7. The depth image is input into 1 convolution layer with convolution kernel size of 3 × 3, and a feature vector X2 is obtained after convolution operation.

8. And (4) weighting and adding the convolution characteristics in the step 6 and the step 7 to form a new convolution characteristic, namely X-W1X 1+ W2X 2, wherein X is the new convolution characteristic.

9. And (4) inputting the convolution characteristic X obtained in the step (8) into a full Connected Layer (full Connected Layer) to obtain a final classification result.

10. According to the classification result, the false recognition rate of the pedestrian recognition, particularly the situation that the pedestrian data set contains the pedestrian in the two-dimensional plane, can be reduced.

The invention needs to set the iteration number of the neural network to 80 times, and the optimizer to be SGD.
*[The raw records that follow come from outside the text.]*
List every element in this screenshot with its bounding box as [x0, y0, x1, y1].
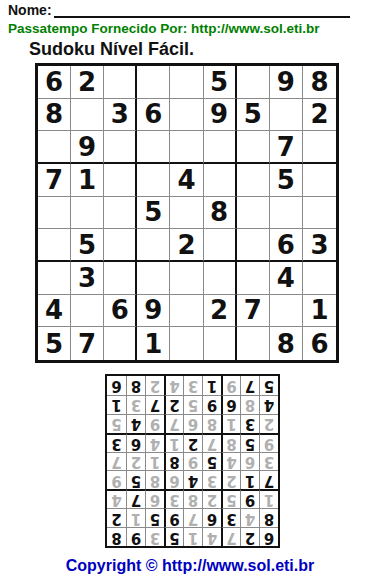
- sudoku-cell: 3: [303, 229, 336, 262]
- sudoku-cell: [104, 197, 137, 230]
- sudoku-cell: [71, 295, 104, 328]
- solution-cell: 4: [126, 414, 145, 433]
- solution-cell: 4: [164, 376, 183, 395]
- solution-cell: 8: [240, 395, 259, 414]
- sudoku-cell: [204, 327, 237, 360]
- sudoku-cell: 7: [237, 295, 270, 328]
- solution-cell: 6: [221, 395, 240, 414]
- solution-cell: 9: [221, 376, 240, 395]
- sudoku-cell: 5: [38, 327, 71, 360]
- sudoku-cell: 5: [71, 229, 104, 262]
- solution-cell: 3: [183, 376, 202, 395]
- solution-cell: 1: [221, 414, 240, 433]
- sudoku-cell: [38, 229, 71, 262]
- sudoku-cell: [104, 131, 137, 164]
- solution-cell: 6: [107, 376, 126, 395]
- sudoku-cell: 8: [270, 327, 303, 360]
- solution-cell: 1: [107, 395, 126, 414]
- sudoku-cell: [71, 99, 104, 132]
- solution-cell: 5: [164, 527, 183, 546]
- sudoku-cell: 3: [71, 262, 104, 295]
- sudoku-cell: 2: [204, 295, 237, 328]
- solution-cell: 8: [221, 433, 240, 452]
- sudoku-cell: 2: [303, 99, 336, 132]
- sudoku-cell: [170, 99, 203, 132]
- sudoku-cell: [104, 262, 137, 295]
- solution-cell: 6: [259, 527, 278, 546]
- solution-cell: 9: [164, 508, 183, 527]
- sudoku-cell: 5: [204, 66, 237, 99]
- sudoku-cell: [170, 295, 203, 328]
- solution-cell: 8: [202, 414, 221, 433]
- solution-cell: 5: [145, 508, 164, 527]
- sudoku-cell: 5: [237, 99, 270, 132]
- sudoku-cell: [204, 229, 237, 262]
- solution-cell: 6: [202, 508, 221, 527]
- sudoku-cell: 9: [71, 131, 104, 164]
- solution-cell: 9: [107, 470, 126, 489]
- solution-cell: 2: [126, 452, 145, 471]
- sudoku-cell: 4: [38, 295, 71, 328]
- sudoku-cell: 5: [137, 197, 170, 230]
- solution-cell: 1: [183, 527, 202, 546]
- sudoku-cell: 6: [104, 295, 137, 328]
- solution-cell: 5: [259, 376, 278, 395]
- solution-cell: 9: [202, 395, 221, 414]
- solution-cell: 4: [240, 508, 259, 527]
- solution-cell: 4: [145, 433, 164, 452]
- solution-cell: 7: [202, 433, 221, 452]
- sudoku-puzzle-grid: 625988369529771455852633446927157186: [35, 63, 339, 363]
- sudoku-cell: [237, 131, 270, 164]
- sudoku-cell: [38, 197, 71, 230]
- solution-cell: 2: [183, 433, 202, 452]
- name-label: Nome:: [8, 2, 52, 18]
- sudoku-cell: 6: [137, 99, 170, 132]
- solution-cell: 4: [202, 527, 221, 546]
- solution-cell: 6: [240, 452, 259, 471]
- sudoku-cell: [170, 262, 203, 295]
- solution-cell: 3: [240, 414, 259, 433]
- name-row: Nome:: [8, 2, 350, 18]
- sudoku-cell: 7: [38, 164, 71, 197]
- solution-cell: 5: [202, 452, 221, 471]
- sudoku-cell: 3: [104, 99, 137, 132]
- sudoku-solution-grid-rotated: 6274153988436795121952836747123468593645…: [105, 374, 280, 548]
- sudoku-cell: [270, 197, 303, 230]
- solution-cell: 7: [221, 527, 240, 546]
- solution-cell: 7: [107, 452, 126, 471]
- solution-cell: 3: [164, 489, 183, 508]
- solution-cell: 3: [145, 527, 164, 546]
- solution-cell: 7: [259, 470, 278, 489]
- solution-cell: 1: [259, 489, 278, 508]
- sudoku-cell: 6: [270, 229, 303, 262]
- sudoku-cell: [170, 197, 203, 230]
- solution-cell: 4: [107, 489, 126, 508]
- solution-cell: 2: [145, 376, 164, 395]
- sudoku-worksheet-page: Nome: Passatempo Fornecido Por: http://w…: [0, 0, 380, 585]
- solution-cell: 5: [221, 489, 240, 508]
- sudoku-cell: [170, 131, 203, 164]
- sudoku-cell: [104, 164, 137, 197]
- solution-cell: 2: [164, 395, 183, 414]
- sudoku-cell: [71, 197, 104, 230]
- solution-cell: 7: [145, 395, 164, 414]
- solution-cell: 6: [164, 470, 183, 489]
- solution-cell: 8: [107, 527, 126, 546]
- solution-cell: 9: [240, 489, 259, 508]
- solution-cell: 6: [145, 489, 164, 508]
- solution-cell: 1: [164, 433, 183, 452]
- sudoku-cell: 4: [270, 262, 303, 295]
- provider-line: Passatempo Fornecido Por: http://www.sol…: [8, 21, 320, 36]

As described above, a detection method for pedestrian misrecognition in a two-dimensional plane proposed by the present invention has been clearly described in detail.

While embodiments of the invention have been shown and described, it will be understood by those of ordinary skill in the art that: various changes, modifications, substitutions and alterations can be made to the embodiments without departing from the principles and spirit of the invention, the scope of which is defined by the claims and their equivalents.

Claims

1. A pedestrian identification method based on a light field camera and a deep learning technology is characterized in that: the method comprises the following steps:

① acquiring a plurality of pedestrian images with a light field camera;

2. The pedestrian recognition method based on the light field camera and the deep learning technology according to claim 1, wherein: the deep learning employs a Keras framework.